The Indian negotiators believed there was enough water within the entire Indus Basin to meet India’s requirements. Nehru stated: “We are convinced that there is more than enough water in the Indus Basin to satisfy the needs of both India and Pakistan, provided it is properly exploited.”
China on his mind
There was another critical factor that contributed to the undue haste with which Nehru gifted the Indus Basin to Pakistan. In the early 1950s, China had began its incursions, first into Tibet, and then into the Indian border regions themselves. For years, Nehru had dismissed the Chinese threat, sidelining and even rebuking loyal army officers who pointed out the fallacy of his China policy. He had even declined a permanent seat in the Security Council, saying that it belonged to Beijing. With Chinese troops making provocative incursions across the McMahon Line, Nehru realised he now had more than the Pakistani boundary to defend. He believed he could buy peace with water.

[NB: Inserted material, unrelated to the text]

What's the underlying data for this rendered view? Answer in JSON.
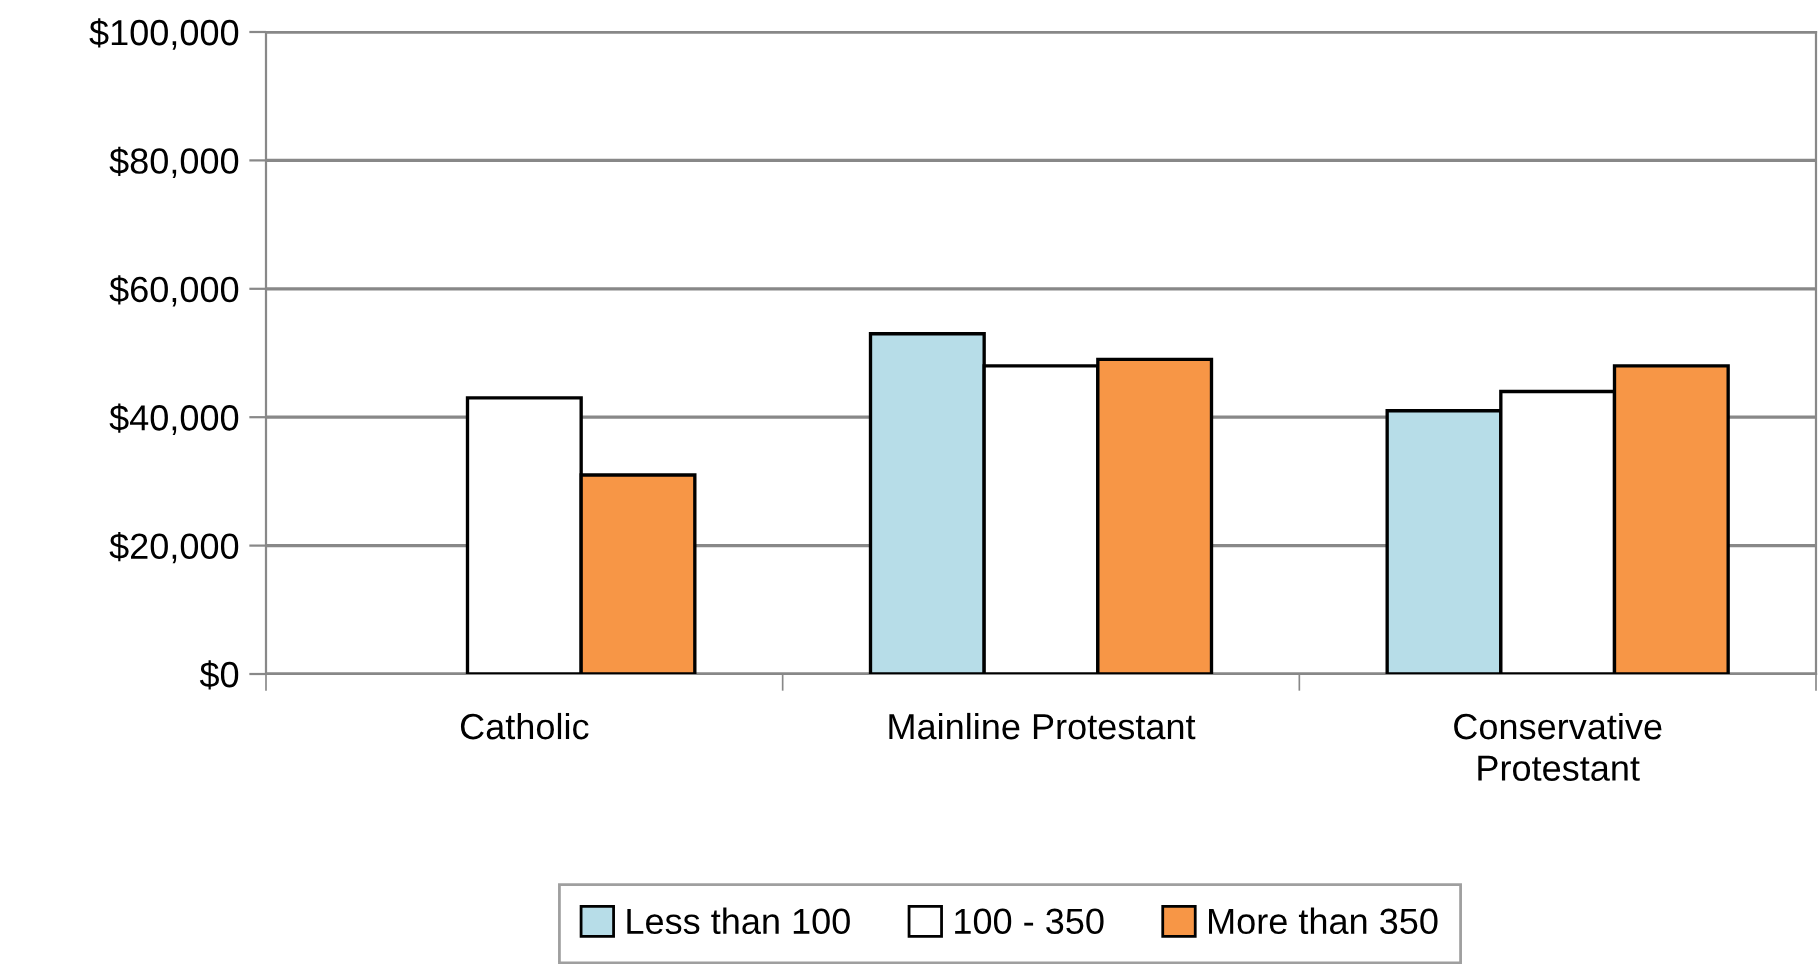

The treaty provides a peek into the Pakistani way of thinking. For Pakistan, anything that involves India is the unfinished business of Partition, which was essentially the Islamist vision to establish a beachhead from where it could launch jihad or “holy war” on India. Islamabad’s constant cribbing is in keeping with that mindset. From Pakistan's perspective allocation of "only" 82 per cent of water as against 90 per cent of irrigated land violated the principle of "appreciable harm", writes Moin Ansari in the book India’s Aqua Bomb.
For many Indians it’s a mystery why the West rushes to Pakistan’s defence every time it gets into trouble. Well, it’s not such a mystery. Pakistan was midwifed by Britain and the United States as a bulwark against Russia. There was no way they would have allowed it to fail.

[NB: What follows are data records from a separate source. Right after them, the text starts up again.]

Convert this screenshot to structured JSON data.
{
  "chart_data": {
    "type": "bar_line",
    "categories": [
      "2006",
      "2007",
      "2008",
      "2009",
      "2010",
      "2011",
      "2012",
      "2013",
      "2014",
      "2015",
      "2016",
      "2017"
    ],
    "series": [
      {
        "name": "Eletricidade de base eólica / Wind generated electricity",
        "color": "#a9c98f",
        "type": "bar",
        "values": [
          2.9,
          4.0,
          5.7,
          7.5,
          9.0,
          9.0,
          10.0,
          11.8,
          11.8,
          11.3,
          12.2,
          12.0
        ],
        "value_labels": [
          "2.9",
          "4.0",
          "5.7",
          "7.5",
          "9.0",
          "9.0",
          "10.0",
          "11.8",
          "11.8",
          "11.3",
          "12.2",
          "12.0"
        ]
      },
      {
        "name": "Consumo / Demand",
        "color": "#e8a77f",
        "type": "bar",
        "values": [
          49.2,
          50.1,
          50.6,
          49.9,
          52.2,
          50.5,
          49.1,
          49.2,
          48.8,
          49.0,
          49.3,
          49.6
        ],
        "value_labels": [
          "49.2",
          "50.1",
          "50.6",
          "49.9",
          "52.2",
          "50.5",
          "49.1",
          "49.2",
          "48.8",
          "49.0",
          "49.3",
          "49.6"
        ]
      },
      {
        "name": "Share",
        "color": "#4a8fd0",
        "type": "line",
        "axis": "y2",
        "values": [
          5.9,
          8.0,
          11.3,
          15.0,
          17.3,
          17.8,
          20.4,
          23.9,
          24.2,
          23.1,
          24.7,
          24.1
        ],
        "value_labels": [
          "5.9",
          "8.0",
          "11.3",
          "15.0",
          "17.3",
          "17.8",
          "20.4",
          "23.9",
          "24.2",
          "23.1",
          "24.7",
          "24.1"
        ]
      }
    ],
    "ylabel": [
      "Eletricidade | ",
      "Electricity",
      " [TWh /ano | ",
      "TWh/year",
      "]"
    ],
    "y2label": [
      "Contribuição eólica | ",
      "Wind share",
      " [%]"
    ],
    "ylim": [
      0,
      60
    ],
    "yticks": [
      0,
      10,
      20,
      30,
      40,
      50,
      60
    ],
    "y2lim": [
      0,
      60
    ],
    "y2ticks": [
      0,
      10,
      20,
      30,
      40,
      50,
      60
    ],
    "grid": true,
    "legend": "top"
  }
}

In all its wars against India, Pakistan was rescued by its patrons in the West before it was destroyed as an entity by India. The IWT was backed by the governments of Australia, Canada, New Zealand, the UK, the US, West Germany and the World Bank itself. It is clear the Anglo nations did not want their future satellite to fail or be absorbed by India.
Pakistan is today the Ivy League of terror but the West isn’t ditching its baby yet. The Anglo countries continue to describe the IWT as the “treaty that has survived four wars”. These are the same words the leftist media and Lutyens crowd use, urging India not to abrogate the treaty.
The IWT should have been abrogated in 1965 when Pakistan launched a war in Kashmir. But many liberal Indians continue to believe India is Pakistan’s older brother and reckon that being generous towards Pakistan will buy peace. Well, that theory has been proved wrong hundreds of times – most lately in Uri – by Pakistan. At any rate, after Uri, the treaty is past its use by date.
If India walks out of the treaty, Pakistan is in big trouble. Even with the plentiful waters of the Indus Basin, it remains a semi-arid country where drought has parched many parts. Its water table is falling rapidly. Pakistani Punjab, which has the largest canal density in the world, is getting waterlogged. Its vast reservoirs – that were built to offset the loss of the three eastern rivers to India – are silting up. India, which never quite stopped building dams and hydro-power projects in Kashmir in keeping with the spirit and letter of the IWT, is ideally placed to divert water to its own parched cities.
The impact of the Aqua Bomb will indeed be greater than being imagined now. India should use it wisely to make Pakistan wind up its terror industry and give up its anti-India policy.